Aquel día de otoño parecía invitar a uno a tomarse un café y así había sido. Sentado frente a la ventana de aquel bar podía ver de lejos los árboles pelados por un abril que se perdía en el calendario. Una ráfaga de viento hizo volar de entre sus manos el periódico de un señor en la esquina ofreciendo un espectáculo merecedor de una sonrisa. Mientras se desdibujaba su feliz mueca desvió la mirada de la calle y al volver a sumergirse en sus pensamientos el mozo depositó en su mesa el desayuno. Tenía por costumbre llegar mucho tiempo antes de lo indicado a cada lugar donde debía ir por lo que entretenerse viendo la vida pasar era la forma de consumir minutos de espera.
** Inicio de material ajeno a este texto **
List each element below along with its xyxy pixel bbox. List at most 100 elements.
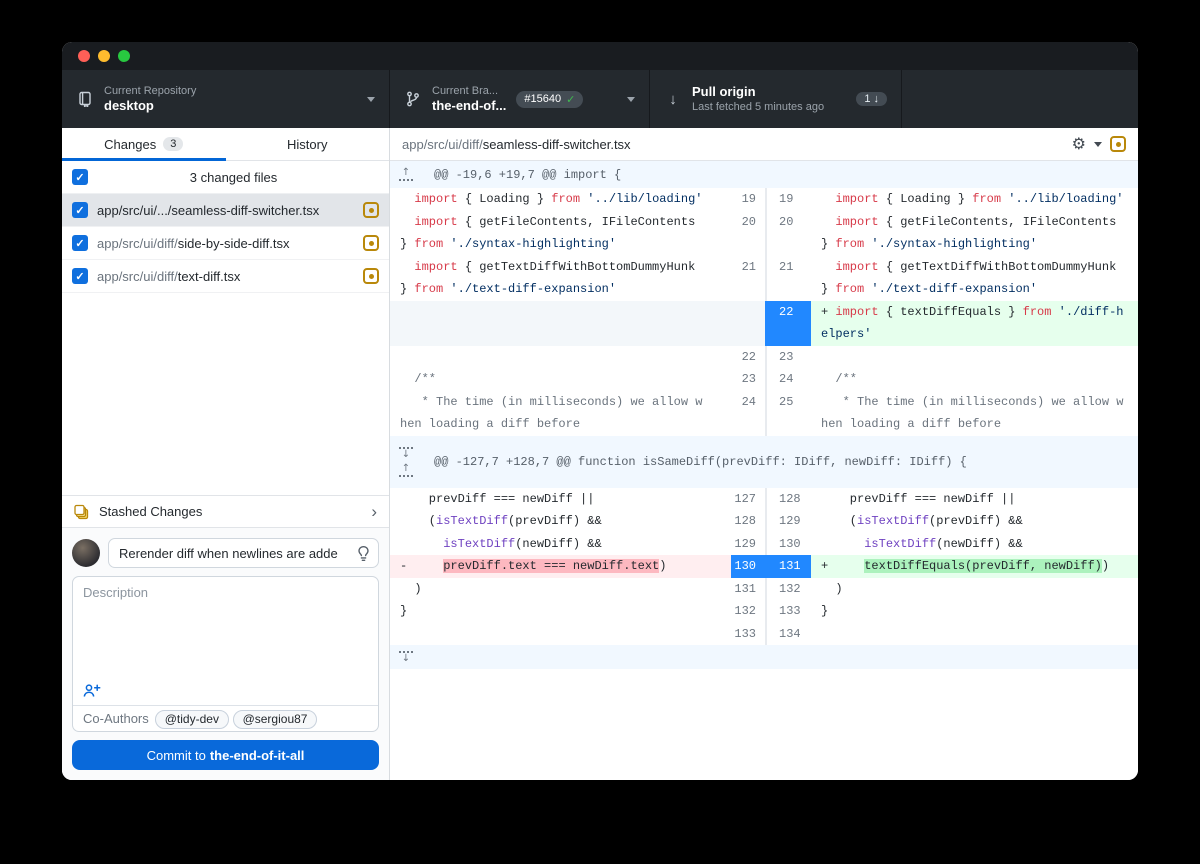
diff-row[interactable]: * The time (in milliseconds) we allow w 2… xyxy=(390,390,1138,414)
select-all-checkbox[interactable]: ✓ xyxy=(72,169,88,185)
line-number-gutter[interactable]: 19 xyxy=(765,188,811,211)
diff-row[interactable]: } from './text-diff-expansion'} from './… xyxy=(390,278,1138,301)
line-number-gutter[interactable]: 20 xyxy=(731,211,765,234)
line-number-gutter[interactable] xyxy=(765,278,811,301)
file-path: app/src/ui/diff/side-by-side-diff.tsx xyxy=(97,235,290,251)
diff-row[interactable]: - prevDiff.text === newDiff.text) 130 131 +… xyxy=(390,555,1138,578)
code-line: import { getFileContents, IFileContents xyxy=(414,214,696,229)
code-line: isTextDiff(newDiff) && xyxy=(443,536,602,551)
line-number-gutter[interactable]: 23 xyxy=(731,368,765,391)
repo-icon xyxy=(76,91,94,107)
line-number-gutter[interactable]: 133 xyxy=(765,600,811,623)
diff-row[interactable]: hen loading a diff before hen loading a d… xyxy=(390,413,1138,436)
line-number-gutter[interactable] xyxy=(765,233,811,256)
pull-count-badge: 1 ↓ xyxy=(856,92,887,106)
line-number-gutter[interactable]: 129 xyxy=(765,510,811,533)
line-number-gutter[interactable]: 19 xyxy=(731,188,765,211)
expand-up-icon[interactable]: ↑ xyxy=(399,168,413,181)
line-number-gutter[interactable]: 20 xyxy=(765,210,811,233)
diff-row[interactable]: import { Loading } from '../lib/loading'… xyxy=(390,188,1138,211)
line-number-gutter[interactable]: 132 xyxy=(731,600,765,623)
sidebar-tabs: Changes 3 History xyxy=(62,128,389,161)
pr-badge[interactable]: #15640 ✓ xyxy=(516,90,584,108)
line-number-gutter[interactable]: 131 xyxy=(765,555,811,578)
line-number-gutter[interactable]: 22 xyxy=(765,300,811,323)
co-authors-row[interactable]: Co-Authors @tidy-dev @sergiou87 xyxy=(73,705,378,731)
expand-down-icon[interactable]: ↓ xyxy=(399,446,413,460)
current-repository-dropdown[interactable]: Current Repository desktop xyxy=(62,70,390,128)
diff-row[interactable]: /** 23 24 /** xyxy=(390,368,1138,391)
diff-row[interactable]: import { getFileContents, IFileContents 2… xyxy=(390,210,1138,234)
diff-row[interactable]: } 132 133} xyxy=(390,600,1138,623)
line-number-gutter[interactable]: 130 xyxy=(765,532,811,555)
line-number-gutter[interactable] xyxy=(731,233,765,256)
line-number-gutter[interactable]: 24 xyxy=(731,391,765,414)
close-window-button[interactable] xyxy=(78,50,90,62)
zoom-window-button[interactable] xyxy=(118,50,130,62)
diff-row[interactable]: elpers' xyxy=(390,323,1138,346)
line-number-gutter[interactable]: 23 xyxy=(765,345,811,368)
minimize-window-button[interactable] xyxy=(98,50,110,62)
diff-row[interactable]: (isTextDiff(prevDiff) && 128 129 (isTextDi… xyxy=(390,510,1138,533)
line-number-gutter[interactable] xyxy=(765,413,811,436)
diff-row[interactable]: import { getTextDiffWithBottomDummyHunk 2… xyxy=(390,255,1138,279)
line-number-gutter[interactable]: 21 xyxy=(731,256,765,279)
commit-button-branch: the-end-of-it-all xyxy=(209,747,305,763)
commit-button[interactable]: Commit to the-end-of-it-all xyxy=(72,740,379,770)
hunk-header-text: @@ -19,6 +19,7 @@ import { xyxy=(434,167,622,182)
gear-icon[interactable]: ⚙ xyxy=(1072,136,1086,152)
line-number-gutter[interactable]: 127 xyxy=(731,488,765,511)
line-number-gutter[interactable] xyxy=(731,323,765,346)
file-row[interactable]: ✓ app/src/ui/diff/side-by-side-diff.tsx xyxy=(62,227,389,260)
file-row[interactable]: ✓ app/src/ui/.../seamless-diff-switcher.t… xyxy=(62,194,389,227)
diff-row[interactable]: prevDiff === newDiff || 127 128 prevDiff =… xyxy=(390,487,1138,511)
lightbulb-icon[interactable] xyxy=(356,546,371,561)
tab-changes[interactable]: Changes 3 xyxy=(62,128,226,161)
line-number-gutter[interactable] xyxy=(765,323,811,346)
diff-row[interactable]: 22 + import { textDiffEquals } from './di… xyxy=(390,300,1138,323)
line-number-gutter[interactable]: 22 xyxy=(731,346,765,369)
expand-up-icon[interactable]: ↑ xyxy=(399,463,413,477)
pull-origin-button[interactable]: ↓ Pull origin Last fetched 5 minutes ago… xyxy=(650,70,902,128)
file-row[interactable]: ✓ app/src/ui/diff/text-diff.tsx xyxy=(62,260,389,293)
co-authors-label: Co-Authors xyxy=(83,711,149,726)
line-number-gutter[interactable]: 21 xyxy=(765,255,811,278)
file-checkbox[interactable]: ✓ xyxy=(72,268,88,284)
code-line xyxy=(390,300,731,323)
line-number-gutter[interactable]: 128 xyxy=(765,487,811,510)
file-checkbox[interactable]: ✓ xyxy=(72,202,88,218)
diff-row[interactable]: ) 131 132 ) xyxy=(390,577,1138,601)
toolbar-empty-space xyxy=(902,70,1138,128)
file-checkbox[interactable]: ✓ xyxy=(72,235,88,251)
line-number-gutter[interactable] xyxy=(731,278,765,301)
code-line: import { Loading } from '../lib/loading' xyxy=(835,192,1124,206)
line-number-gutter[interactable]: 131 xyxy=(731,578,765,601)
line-number-gutter[interactable]: 129 xyxy=(731,533,765,556)
co-author-pill[interactable]: @sergiou87 xyxy=(232,710,318,729)
line-number-gutter[interactable]: 24 xyxy=(765,368,811,391)
diff-row[interactable]: } from './syntax-highlighting'} from './… xyxy=(390,233,1138,256)
line-number-gutter[interactable]: 132 xyxy=(765,577,811,600)
expand-down-icon[interactable]: ↓ xyxy=(399,650,413,664)
co-author-pill[interactable]: @tidy-dev xyxy=(154,710,229,729)
line-number-gutter[interactable]: 25 xyxy=(765,390,811,413)
diff-row[interactable]: 22 23 xyxy=(390,345,1138,369)
code-line: * The time (in milliseconds) we allow w xyxy=(400,394,703,409)
line-number-gutter[interactable]: 133 xyxy=(731,623,765,646)
add-co-author-button[interactable] xyxy=(83,683,368,699)
line-number-gutter[interactable]: 134 xyxy=(765,622,811,645)
commit-summary-input[interactable]: Rerender diff when newlines are adde xyxy=(108,538,379,568)
diff-row[interactable]: isTextDiff(newDiff) && 129 130 isTextDiff(… xyxy=(390,532,1138,556)
line-number-gutter[interactable]: 128 xyxy=(731,510,765,533)
commit-description-input[interactable]: Description xyxy=(73,577,378,679)
line-number-gutter[interactable] xyxy=(731,300,765,323)
diff-row[interactable]: 133 134 xyxy=(390,622,1138,646)
line-number-gutter[interactable] xyxy=(731,413,765,436)
line-number-gutter[interactable]: 130 xyxy=(731,555,765,578)
chevron-down-icon[interactable] xyxy=(1094,141,1102,147)
stashed-changes-row[interactable]: Stashed Changes › xyxy=(62,495,389,528)
code-line: ) xyxy=(821,581,843,596)
tab-history[interactable]: History xyxy=(226,128,390,160)
current-branch-dropdown[interactable]: Current Bra... the-end-of... #15640 ✓ xyxy=(390,70,650,128)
El sabor intenso que ofrecía su taza humeante lo había despertado al punto de recordar porque estaba allí. La esperaría en el lugar donde se habían encontrado por primera vez y el solo imaginarse ese encuentro lo hacía sentir mejor. Observó el reloj del lugar y supo que la demora no sería eterna. Mientras los segundos anunciaban la partida del tiempo que no volvería tras sus pasos, la vio venir. Decidida como la conocía, cruzó la puerta sin dudarlo y comenzó a buscarlo con la mirada. Disfrutó al verla encontrarse con sus ojos y ella encaminó su andar hacia la mesa donde la miró desde que había entrado. Su rostro no escondía la belleza que había sabido conquistarlo tiempo atrás pero esta vez un rasgo de preocupación se dejaba entrever en sus facciones. Al acercarse estuvo seguro de que algo no la dejaba ser como solía y sintió la necesidad de preguntarle si se encontraba bien. No sería un día como otros tantos y no volverían a serlo de allí en adelante. Había partido quien supo conocerla desde pequeña y la pérdida irrecuperable de su presencia se convertía hoy en un dolor que guardaría para sí. Tomo entre sus manos las suyas y la escuchó. Su fuerza se mantenía firme y a pesar de aquel momento difícil le regalo una sonrisa al sentirse acompañada. Había quedado en el tintero una despedida sin escribir y ella sentía su falta.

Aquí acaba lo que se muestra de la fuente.